Now think about the other Cyber-Crime strategy, hacking into specific, targeted computers. Once again, the question is whether State programs can plausibly mount qualitatively bigger efforts than thousands of Cyber Criminals and Cyber Vandals already do today. This seems unlikely for prominent targets like the banking system where there are already huge financial rewards for breaking into computers.  Admittedly, the argument is weaker for targets that Cyber Criminals care less about including, notoriously, the SCADA systems that drive the electric power grid. Still,  at least one recent survey suggests these systems are also attacked with great regularity. If so, they could be pretty tough also.

It seems to me that these ideas are useful precisely because they skip over the messy and incomplete details of how Cyber War is or could be done.  On the other hand, I do not claim to be an expert.  It could be that there are better arguments for worrying about Cyber War and that every computer science department in the country knows them.  If so, all I can say is that they ought to speak up.

It could also be that believing in Cyber War depends on knowing classified intelligence. Frankly, this argument troubles me much more.
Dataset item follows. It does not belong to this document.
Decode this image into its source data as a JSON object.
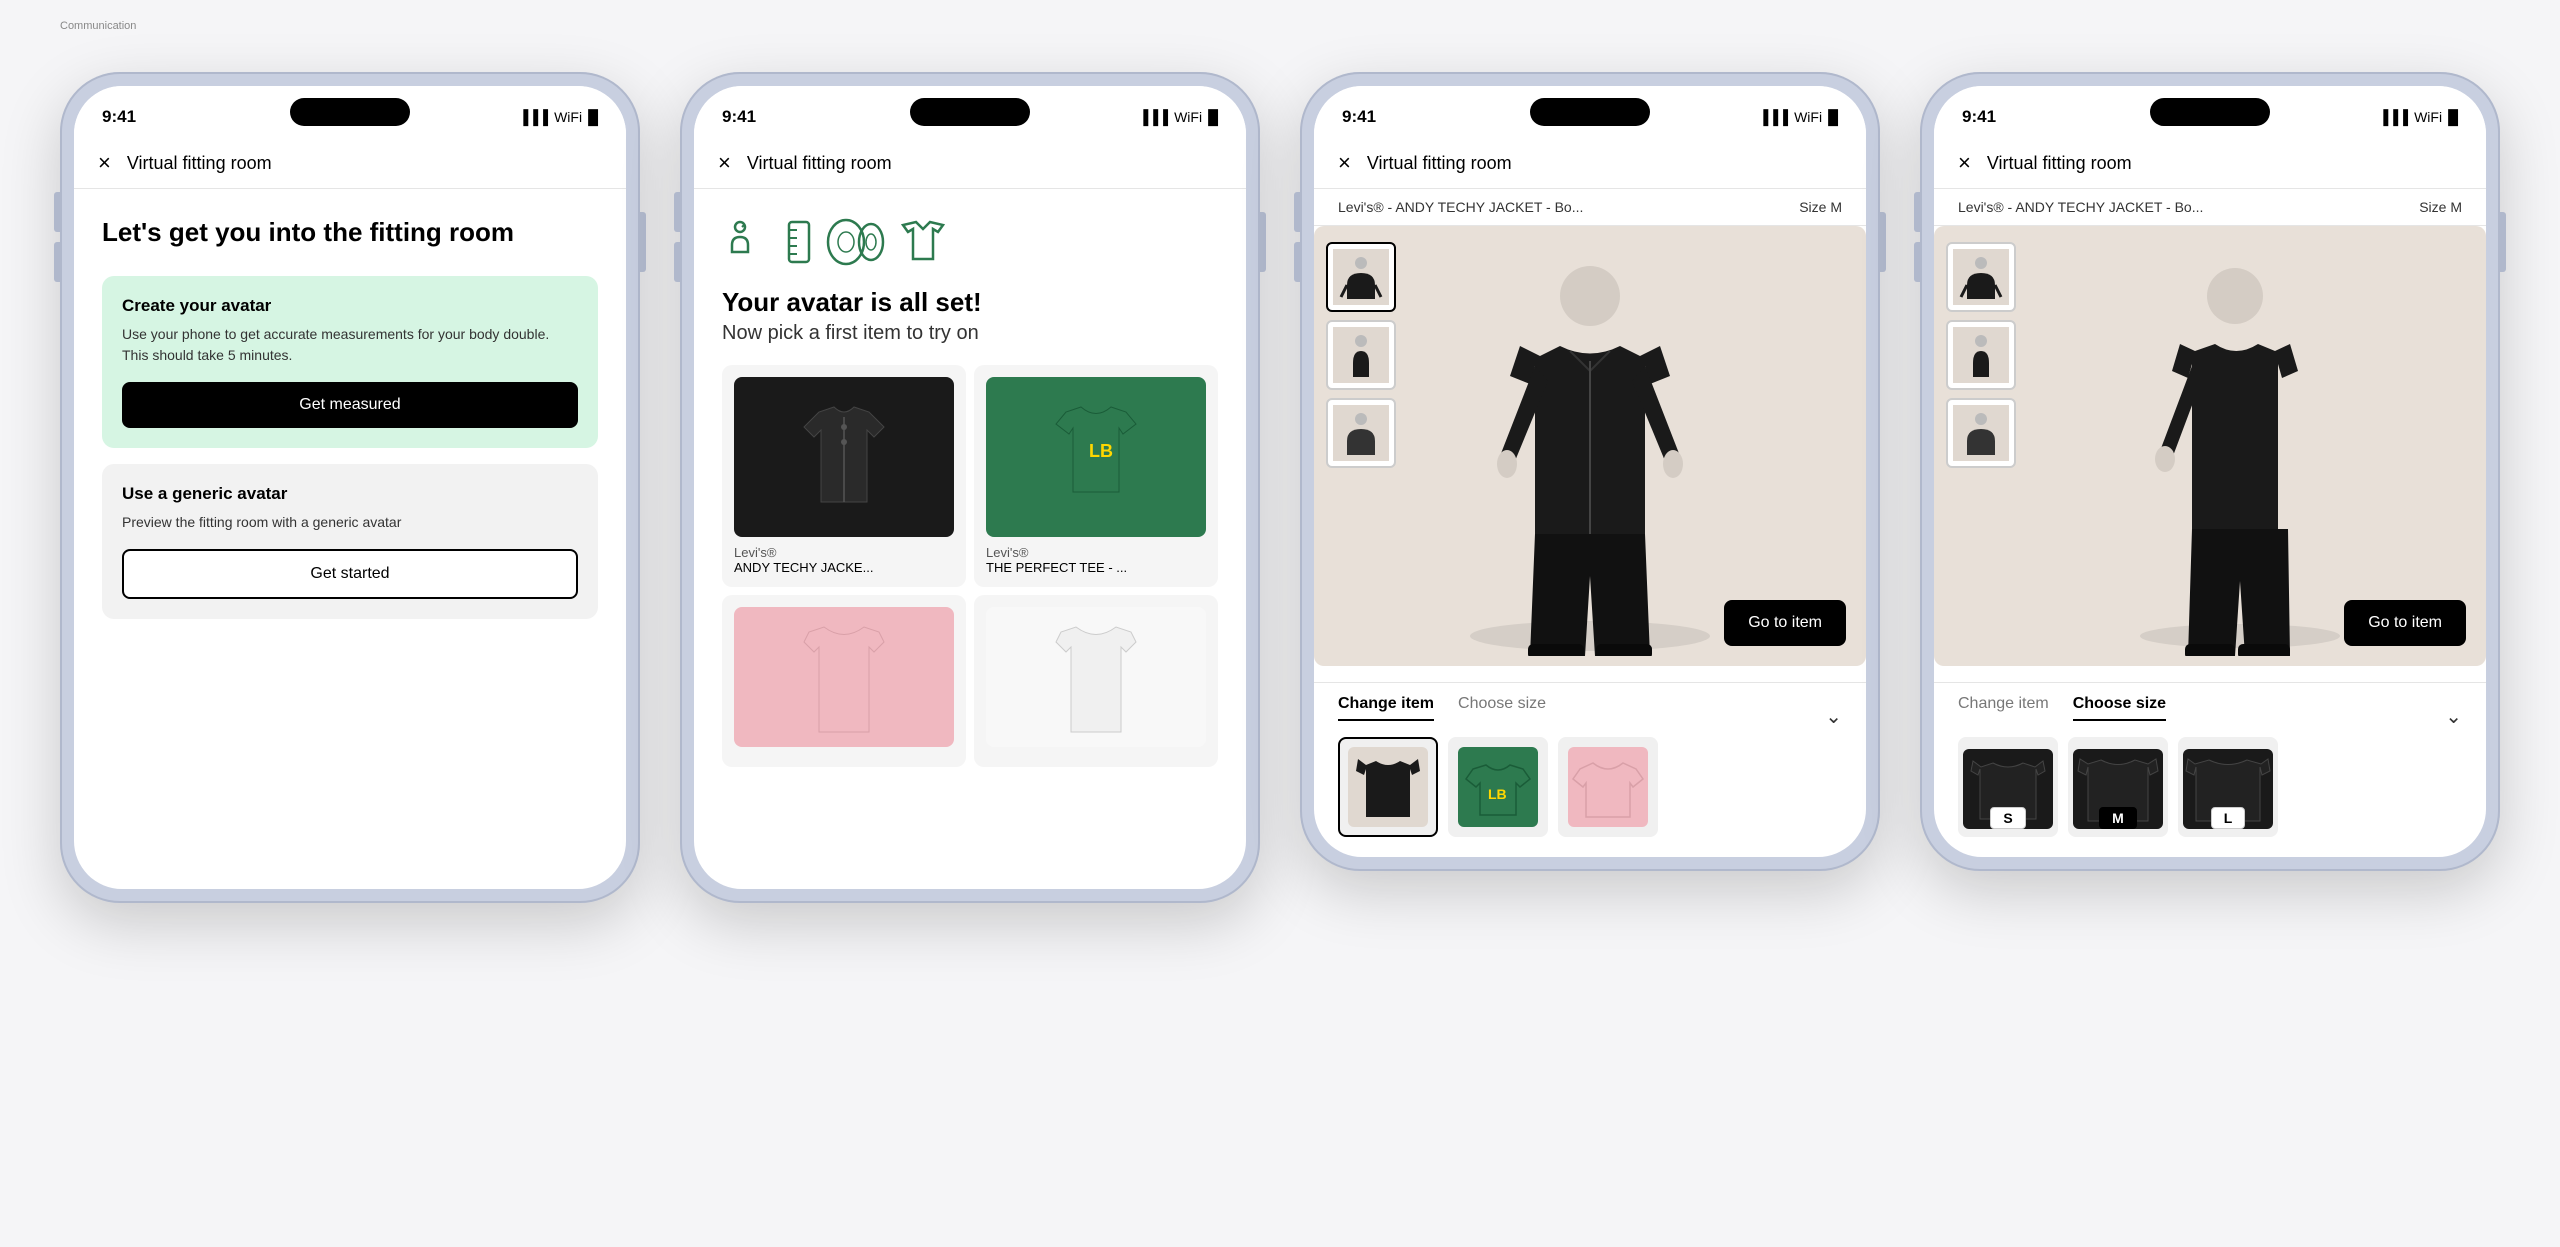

When critics argued that Ronald Reagan’s Star Wars proposals were physically impossible the man who invented “Trust but verify” didn’t ask them to take his word for it.  Instead, he promptly declassified the key technology insight behind the hydrogen bomb. It’s hard to imagine how any Cyber Secret could be comparably sensitive, let alone too dangerous to declassify.

Readers who have followed my arguments so far deserve a bottom line. Nothing I have said implies that Cyber Crime isn’t enormously costly and doesn’t hurt the economy. It does. And there’s no particular reason why the Defense Department shouldn’t fund Cyber Crime research to protect its own systems and everyone else’s. It should. But all of those things are already happening under the old “Cyber Crime” rubric. What troubles me about the new “Cyber War” phrase is that it smells like an escalation – and an expensive one at that.
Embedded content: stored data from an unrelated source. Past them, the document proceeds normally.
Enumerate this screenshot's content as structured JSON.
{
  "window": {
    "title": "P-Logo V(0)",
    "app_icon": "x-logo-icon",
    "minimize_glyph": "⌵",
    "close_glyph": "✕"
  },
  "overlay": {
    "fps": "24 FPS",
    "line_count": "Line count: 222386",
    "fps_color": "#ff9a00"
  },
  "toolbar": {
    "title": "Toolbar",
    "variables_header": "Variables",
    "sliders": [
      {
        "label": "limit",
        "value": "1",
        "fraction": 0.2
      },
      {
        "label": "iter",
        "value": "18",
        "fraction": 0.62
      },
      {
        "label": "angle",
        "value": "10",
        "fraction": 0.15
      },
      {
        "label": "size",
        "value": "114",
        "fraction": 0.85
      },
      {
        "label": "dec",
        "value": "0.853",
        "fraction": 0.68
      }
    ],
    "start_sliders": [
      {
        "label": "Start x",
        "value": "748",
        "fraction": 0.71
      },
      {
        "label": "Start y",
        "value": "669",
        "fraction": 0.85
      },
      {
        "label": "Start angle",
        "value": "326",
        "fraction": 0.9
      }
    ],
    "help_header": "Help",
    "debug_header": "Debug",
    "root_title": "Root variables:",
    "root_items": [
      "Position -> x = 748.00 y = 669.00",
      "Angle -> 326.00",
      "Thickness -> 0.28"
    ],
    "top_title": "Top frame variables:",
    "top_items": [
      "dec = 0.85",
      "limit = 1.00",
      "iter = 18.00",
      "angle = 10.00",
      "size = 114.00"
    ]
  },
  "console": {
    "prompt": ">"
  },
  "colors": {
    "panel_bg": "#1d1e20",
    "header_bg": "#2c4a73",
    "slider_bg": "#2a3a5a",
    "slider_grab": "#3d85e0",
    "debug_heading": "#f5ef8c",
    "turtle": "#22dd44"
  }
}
Most of us love to hear how 17th Century Dutch got caught up in the Tulip Mania until otherwise sober businessmen invested everything they owned in bulbs. But in truth, the Age of Manias has never left us. Nor are modern academics immune. (Cf. Cold Fusion). All of which suggests that we should occasionally remind ourselves of the old Scottish verdict of “Not Proven.”

Cyber War could be every bit as urgent as its advocates claim. It’s just that I haven’t heard the case yet.

Note Added Three Months Later: You don’t win arguments in academic life by citing the speaker’s presumed authority (or lack thereof). The only things that count are logic and evidence. So really, readers should ignore how this blog intersects with a more recent interview in the March 4 number of WIRED magazine:

“Howard Schmidt, the new cybersecurity czar for the Obama administration, has a short answer for the drumbeat of rhetoric claiming the United States is caught up in a cyberwar that it is losing.

“’There is no cyberwar,” Schmidt told Wired.com in a sit-down interview Wednesday at the RSA Security Conference in San Francisco.

“I think that is a terrible metaphor and I think that is a terrible concept,” Schmidt said.